Editorial:  L.A. tripped over its duty to fix the city’s broken sidewalks

A pedestrian walks in the street past a cracked and uneven sidewalk
A pedestrian walks in the street to avoid a broken sidewalk on Griffith Park Boulevard in Silver Lake.
(Irfan Khan / Los Angeles Times)

Sidewalks are essential transportation infrastructure in dense, urban Los Angeles, but thousands of miles of walkways are broken, cracked and dangerous. At the current level of funding and with fixes delayed by inefficient repair policies, Angelenos may have to wait centuries for safe, smooth sidewalks, according to a recent audit.

That’s unacceptable.

Sidewalks are crucial to community livability. Broken sidewalks make it dangerous for the average pedestrian to simply walk down the street, and make travel nearly impossible for the disabled. The lack of safe sidewalks also undermines the city’s environmental and equity goals. How can we expect Angelenos to forgo polluting cars when walking on city sidewalks is a risky endeavor?
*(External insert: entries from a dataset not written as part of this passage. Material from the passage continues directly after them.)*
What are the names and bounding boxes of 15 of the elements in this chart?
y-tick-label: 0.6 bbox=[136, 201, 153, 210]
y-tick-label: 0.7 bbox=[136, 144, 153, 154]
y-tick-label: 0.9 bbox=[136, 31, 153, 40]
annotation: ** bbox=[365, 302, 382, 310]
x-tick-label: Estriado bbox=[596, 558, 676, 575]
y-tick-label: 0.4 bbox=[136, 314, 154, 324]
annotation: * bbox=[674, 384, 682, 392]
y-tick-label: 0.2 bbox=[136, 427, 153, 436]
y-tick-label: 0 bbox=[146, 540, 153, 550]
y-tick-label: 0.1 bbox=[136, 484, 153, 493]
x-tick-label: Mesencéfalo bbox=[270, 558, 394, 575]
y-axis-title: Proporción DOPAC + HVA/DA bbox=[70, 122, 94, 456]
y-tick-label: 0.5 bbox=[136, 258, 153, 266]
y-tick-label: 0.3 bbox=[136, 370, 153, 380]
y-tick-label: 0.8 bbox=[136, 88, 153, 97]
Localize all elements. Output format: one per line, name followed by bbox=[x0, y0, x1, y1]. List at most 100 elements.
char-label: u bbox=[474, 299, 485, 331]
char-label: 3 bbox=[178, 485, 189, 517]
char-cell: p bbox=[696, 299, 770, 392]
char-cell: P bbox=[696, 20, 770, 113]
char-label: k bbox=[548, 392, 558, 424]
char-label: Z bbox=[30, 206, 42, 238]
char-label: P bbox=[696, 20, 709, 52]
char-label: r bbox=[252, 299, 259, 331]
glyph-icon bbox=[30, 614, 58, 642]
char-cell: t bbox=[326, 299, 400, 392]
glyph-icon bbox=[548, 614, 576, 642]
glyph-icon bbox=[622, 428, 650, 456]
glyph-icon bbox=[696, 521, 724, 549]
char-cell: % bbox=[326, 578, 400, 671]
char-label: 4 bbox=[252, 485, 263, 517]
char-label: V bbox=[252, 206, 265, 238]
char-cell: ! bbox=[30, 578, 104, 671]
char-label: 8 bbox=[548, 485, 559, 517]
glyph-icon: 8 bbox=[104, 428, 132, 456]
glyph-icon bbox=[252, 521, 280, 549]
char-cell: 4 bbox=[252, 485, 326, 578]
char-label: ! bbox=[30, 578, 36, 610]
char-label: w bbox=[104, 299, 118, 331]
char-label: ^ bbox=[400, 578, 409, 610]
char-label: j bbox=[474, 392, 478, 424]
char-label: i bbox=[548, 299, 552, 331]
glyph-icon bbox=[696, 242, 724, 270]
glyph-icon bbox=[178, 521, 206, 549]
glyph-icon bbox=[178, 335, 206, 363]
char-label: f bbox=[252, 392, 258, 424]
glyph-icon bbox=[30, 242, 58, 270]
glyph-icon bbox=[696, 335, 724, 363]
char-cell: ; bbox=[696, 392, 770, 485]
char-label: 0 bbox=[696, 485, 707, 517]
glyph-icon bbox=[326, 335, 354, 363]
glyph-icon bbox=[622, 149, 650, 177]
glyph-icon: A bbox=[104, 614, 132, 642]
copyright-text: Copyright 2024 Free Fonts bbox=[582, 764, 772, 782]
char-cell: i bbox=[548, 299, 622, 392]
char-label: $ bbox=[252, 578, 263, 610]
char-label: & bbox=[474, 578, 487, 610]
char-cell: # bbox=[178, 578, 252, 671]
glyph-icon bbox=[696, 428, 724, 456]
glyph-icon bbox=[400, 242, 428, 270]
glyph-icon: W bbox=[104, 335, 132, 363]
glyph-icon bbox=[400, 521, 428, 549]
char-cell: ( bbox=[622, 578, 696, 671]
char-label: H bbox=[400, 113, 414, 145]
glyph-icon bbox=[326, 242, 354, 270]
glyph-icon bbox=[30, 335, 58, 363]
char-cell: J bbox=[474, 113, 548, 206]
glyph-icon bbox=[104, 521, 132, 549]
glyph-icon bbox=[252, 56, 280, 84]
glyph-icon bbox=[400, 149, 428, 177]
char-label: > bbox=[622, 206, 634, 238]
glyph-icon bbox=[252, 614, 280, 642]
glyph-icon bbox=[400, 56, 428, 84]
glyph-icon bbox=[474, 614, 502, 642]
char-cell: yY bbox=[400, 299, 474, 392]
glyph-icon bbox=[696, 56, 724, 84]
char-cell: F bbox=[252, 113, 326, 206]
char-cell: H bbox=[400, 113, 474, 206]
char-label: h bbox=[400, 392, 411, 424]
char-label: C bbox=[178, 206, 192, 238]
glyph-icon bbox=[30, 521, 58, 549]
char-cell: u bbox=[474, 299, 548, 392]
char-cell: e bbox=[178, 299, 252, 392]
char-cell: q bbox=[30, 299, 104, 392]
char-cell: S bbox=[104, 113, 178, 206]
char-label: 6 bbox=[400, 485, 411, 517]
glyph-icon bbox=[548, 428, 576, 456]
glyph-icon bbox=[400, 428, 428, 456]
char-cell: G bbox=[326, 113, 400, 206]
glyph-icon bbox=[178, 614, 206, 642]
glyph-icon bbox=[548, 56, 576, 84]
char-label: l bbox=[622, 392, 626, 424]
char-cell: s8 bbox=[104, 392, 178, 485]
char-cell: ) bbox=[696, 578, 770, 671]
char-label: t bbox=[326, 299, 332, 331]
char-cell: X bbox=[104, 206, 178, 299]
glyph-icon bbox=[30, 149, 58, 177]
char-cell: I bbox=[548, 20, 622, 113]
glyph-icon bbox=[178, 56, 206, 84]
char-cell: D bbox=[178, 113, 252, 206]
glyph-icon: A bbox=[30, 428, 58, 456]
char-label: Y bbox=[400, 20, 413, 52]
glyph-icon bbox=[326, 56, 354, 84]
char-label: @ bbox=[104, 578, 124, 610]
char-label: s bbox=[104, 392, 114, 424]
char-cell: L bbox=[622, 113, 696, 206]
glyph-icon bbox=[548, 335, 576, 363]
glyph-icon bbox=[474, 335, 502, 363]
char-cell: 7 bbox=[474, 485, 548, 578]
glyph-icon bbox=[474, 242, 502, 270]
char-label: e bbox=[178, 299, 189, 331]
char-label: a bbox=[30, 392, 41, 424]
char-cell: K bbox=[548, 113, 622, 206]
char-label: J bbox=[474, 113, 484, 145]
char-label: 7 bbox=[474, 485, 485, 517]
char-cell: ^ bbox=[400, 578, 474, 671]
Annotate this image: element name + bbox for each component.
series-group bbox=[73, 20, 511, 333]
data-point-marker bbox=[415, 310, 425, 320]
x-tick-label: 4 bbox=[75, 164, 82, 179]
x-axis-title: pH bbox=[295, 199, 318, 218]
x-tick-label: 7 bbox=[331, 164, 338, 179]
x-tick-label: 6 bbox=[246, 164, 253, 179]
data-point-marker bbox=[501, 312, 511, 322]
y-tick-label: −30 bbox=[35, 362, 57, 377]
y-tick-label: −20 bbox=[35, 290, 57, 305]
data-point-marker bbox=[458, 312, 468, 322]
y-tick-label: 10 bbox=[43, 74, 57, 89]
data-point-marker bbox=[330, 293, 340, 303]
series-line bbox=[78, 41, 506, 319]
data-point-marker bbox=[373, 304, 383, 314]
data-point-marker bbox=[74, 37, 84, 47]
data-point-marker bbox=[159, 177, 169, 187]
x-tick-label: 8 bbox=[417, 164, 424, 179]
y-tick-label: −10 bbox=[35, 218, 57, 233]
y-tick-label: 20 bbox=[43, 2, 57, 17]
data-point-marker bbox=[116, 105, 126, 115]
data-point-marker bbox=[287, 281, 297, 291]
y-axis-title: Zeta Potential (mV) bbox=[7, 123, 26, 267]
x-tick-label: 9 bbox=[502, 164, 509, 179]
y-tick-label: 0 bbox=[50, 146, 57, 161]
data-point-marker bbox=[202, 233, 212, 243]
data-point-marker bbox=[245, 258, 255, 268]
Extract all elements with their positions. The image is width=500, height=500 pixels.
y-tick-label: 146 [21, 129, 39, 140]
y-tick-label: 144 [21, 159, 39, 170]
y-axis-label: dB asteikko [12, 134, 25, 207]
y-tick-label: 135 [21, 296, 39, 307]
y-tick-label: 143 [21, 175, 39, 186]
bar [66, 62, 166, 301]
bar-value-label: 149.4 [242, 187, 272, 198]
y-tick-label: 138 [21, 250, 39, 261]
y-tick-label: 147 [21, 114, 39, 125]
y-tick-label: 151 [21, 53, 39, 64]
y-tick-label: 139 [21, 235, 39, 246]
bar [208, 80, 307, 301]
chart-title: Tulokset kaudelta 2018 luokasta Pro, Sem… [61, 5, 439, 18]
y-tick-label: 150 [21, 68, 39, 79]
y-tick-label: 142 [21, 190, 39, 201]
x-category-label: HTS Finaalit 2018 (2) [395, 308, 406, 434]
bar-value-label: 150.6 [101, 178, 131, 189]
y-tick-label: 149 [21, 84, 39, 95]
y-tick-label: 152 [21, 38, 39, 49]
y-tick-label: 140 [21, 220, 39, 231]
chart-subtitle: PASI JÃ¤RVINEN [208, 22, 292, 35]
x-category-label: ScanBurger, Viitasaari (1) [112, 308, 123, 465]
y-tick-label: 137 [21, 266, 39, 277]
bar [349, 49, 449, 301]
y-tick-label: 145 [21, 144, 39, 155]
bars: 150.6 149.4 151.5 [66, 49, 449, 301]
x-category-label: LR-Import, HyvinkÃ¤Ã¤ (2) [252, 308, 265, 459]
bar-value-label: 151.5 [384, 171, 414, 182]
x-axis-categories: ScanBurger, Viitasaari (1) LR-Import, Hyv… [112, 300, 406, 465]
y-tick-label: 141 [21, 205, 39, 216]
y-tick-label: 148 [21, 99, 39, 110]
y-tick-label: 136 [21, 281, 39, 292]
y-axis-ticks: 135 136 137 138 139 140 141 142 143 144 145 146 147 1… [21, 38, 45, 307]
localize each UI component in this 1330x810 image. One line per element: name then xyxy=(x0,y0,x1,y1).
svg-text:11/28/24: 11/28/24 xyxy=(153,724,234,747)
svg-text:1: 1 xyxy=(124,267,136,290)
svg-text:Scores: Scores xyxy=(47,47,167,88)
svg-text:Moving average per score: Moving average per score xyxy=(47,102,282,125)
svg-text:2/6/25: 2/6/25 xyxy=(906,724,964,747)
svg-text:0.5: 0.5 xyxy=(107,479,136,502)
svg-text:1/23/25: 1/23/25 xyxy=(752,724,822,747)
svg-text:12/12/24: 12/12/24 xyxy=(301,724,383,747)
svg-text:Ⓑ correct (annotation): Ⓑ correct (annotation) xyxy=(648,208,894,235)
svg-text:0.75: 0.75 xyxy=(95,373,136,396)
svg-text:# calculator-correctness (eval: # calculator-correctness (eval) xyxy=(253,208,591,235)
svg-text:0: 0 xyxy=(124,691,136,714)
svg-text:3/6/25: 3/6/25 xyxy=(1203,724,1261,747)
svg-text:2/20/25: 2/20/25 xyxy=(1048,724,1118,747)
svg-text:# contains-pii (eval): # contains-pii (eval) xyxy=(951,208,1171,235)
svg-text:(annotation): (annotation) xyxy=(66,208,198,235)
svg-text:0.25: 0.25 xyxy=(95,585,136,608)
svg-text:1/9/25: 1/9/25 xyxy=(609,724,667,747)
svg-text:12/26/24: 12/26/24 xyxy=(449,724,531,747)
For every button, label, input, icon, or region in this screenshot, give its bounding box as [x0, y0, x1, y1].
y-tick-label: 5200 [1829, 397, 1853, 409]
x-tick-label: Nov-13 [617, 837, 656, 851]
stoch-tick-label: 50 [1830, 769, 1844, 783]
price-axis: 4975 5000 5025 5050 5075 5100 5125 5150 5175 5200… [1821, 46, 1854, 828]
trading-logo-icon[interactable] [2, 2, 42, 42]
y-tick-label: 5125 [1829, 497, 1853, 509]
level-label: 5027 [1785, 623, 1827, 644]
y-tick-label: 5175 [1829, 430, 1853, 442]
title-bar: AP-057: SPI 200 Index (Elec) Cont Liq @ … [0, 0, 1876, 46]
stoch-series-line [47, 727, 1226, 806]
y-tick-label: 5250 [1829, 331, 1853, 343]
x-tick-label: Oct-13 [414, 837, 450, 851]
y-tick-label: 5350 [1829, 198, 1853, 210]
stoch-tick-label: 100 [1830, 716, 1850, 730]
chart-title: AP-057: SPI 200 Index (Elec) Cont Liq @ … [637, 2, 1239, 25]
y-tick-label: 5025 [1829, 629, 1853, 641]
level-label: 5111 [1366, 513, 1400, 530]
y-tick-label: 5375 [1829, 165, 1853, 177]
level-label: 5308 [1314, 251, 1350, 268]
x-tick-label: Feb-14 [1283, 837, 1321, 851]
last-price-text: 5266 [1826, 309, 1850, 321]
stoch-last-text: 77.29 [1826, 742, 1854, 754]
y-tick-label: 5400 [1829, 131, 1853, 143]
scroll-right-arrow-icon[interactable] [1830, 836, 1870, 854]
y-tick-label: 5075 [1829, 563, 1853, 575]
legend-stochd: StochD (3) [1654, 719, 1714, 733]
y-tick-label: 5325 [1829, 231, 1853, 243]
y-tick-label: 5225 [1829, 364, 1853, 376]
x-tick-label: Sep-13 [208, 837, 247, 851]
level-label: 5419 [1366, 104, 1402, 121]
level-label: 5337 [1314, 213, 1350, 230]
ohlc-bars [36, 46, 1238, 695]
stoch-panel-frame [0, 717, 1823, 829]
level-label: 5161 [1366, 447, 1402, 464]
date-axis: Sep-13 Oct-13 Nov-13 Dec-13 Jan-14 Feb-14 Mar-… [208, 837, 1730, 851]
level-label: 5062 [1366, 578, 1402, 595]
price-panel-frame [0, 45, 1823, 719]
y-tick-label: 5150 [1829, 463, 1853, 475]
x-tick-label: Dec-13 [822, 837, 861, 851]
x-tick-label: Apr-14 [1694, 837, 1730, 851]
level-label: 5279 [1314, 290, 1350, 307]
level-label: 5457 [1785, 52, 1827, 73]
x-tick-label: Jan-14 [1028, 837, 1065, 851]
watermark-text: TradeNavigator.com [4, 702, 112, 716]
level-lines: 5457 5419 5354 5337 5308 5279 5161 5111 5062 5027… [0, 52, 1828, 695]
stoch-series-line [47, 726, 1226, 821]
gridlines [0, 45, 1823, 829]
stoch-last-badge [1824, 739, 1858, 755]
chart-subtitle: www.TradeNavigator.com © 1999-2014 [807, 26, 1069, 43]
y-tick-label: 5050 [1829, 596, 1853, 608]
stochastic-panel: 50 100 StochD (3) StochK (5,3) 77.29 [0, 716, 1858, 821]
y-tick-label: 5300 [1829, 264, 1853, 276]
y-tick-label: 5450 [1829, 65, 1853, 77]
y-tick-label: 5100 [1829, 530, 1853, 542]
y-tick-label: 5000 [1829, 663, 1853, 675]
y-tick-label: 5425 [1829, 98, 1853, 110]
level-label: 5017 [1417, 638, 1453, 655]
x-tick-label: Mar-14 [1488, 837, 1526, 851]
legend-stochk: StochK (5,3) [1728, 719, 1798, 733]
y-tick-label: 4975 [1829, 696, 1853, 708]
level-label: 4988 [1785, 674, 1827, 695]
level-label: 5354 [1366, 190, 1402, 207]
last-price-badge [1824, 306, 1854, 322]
And the ongoing failure to fix the sidewalks costs taxpayers millions of dollars a year, City Controller Ron Galperin wrote in a recent audit of the city’s sidewalk repair program. L.A. has been hit with more than 1,700 claims and 1,020 lawsuits for sidewalk injuries over the last five years, and paid out more than $35 million in settlements.


The problem goes back decades. More than 45 years ago, the city adopted a well-intentioned but ultimately disastrous law that transferred the responsibility for fixing sidewalks damaged by tree roots from property owners to the city. But the city never fulfilled its maintenance obligation and by about 2010, roughly half of the city’s sidewalks were in bad condition.

In 2016, Mayor Eric Garcetti and the City Council settled a lawsuit brought by disabled residents over the dire condition of the city’s sidewalks by committing to spend $1.4 billion over the next 30 years on sidewalk repairs. Around the same time, city leaders adopted a “fix and release” policy under which the city would repair the sidewalks first and then return responsibility to property owners.

But that fix-and-release program is moving too slowly, Galperin said. The city is choosing to rebuild entire stretches of sidewalk rather than just focusing on the damaged segments. Fewer than 1% of the city’s sidewalk parcels — 640,000 in all — have been certified as repaired and turned over to property owners; at this rate it could take 500 years to certify all the sidewalks, the controller said.

Plus, the city doesn’t track how many sidewalks need repair — it mostly relies on residents to call in complaints — or how much all the work will cost. And it still takes the city much longer — 41 days on average — to temporarily patch a broken sidewalk than the three days it takes to fill a pothole in the street.

And that gets to the heart of the problem: Sidewalks are treated as second-class transportation infrastructure, compared with streets and highways. L.A. has many millions of dollars from local transportation sales tax, plus state and federal infrastructure funding, but the city still only dedicates a fraction of its budget to sidewalk repairs. The results are evident in the buckled, crumbling concrete across L.A.

It’s time that Los Angeles leaders live up to their pledge to make this a more walkable and livable city. It’s time to treat and fund sidewalks as an essential piece of the city’s transportation network.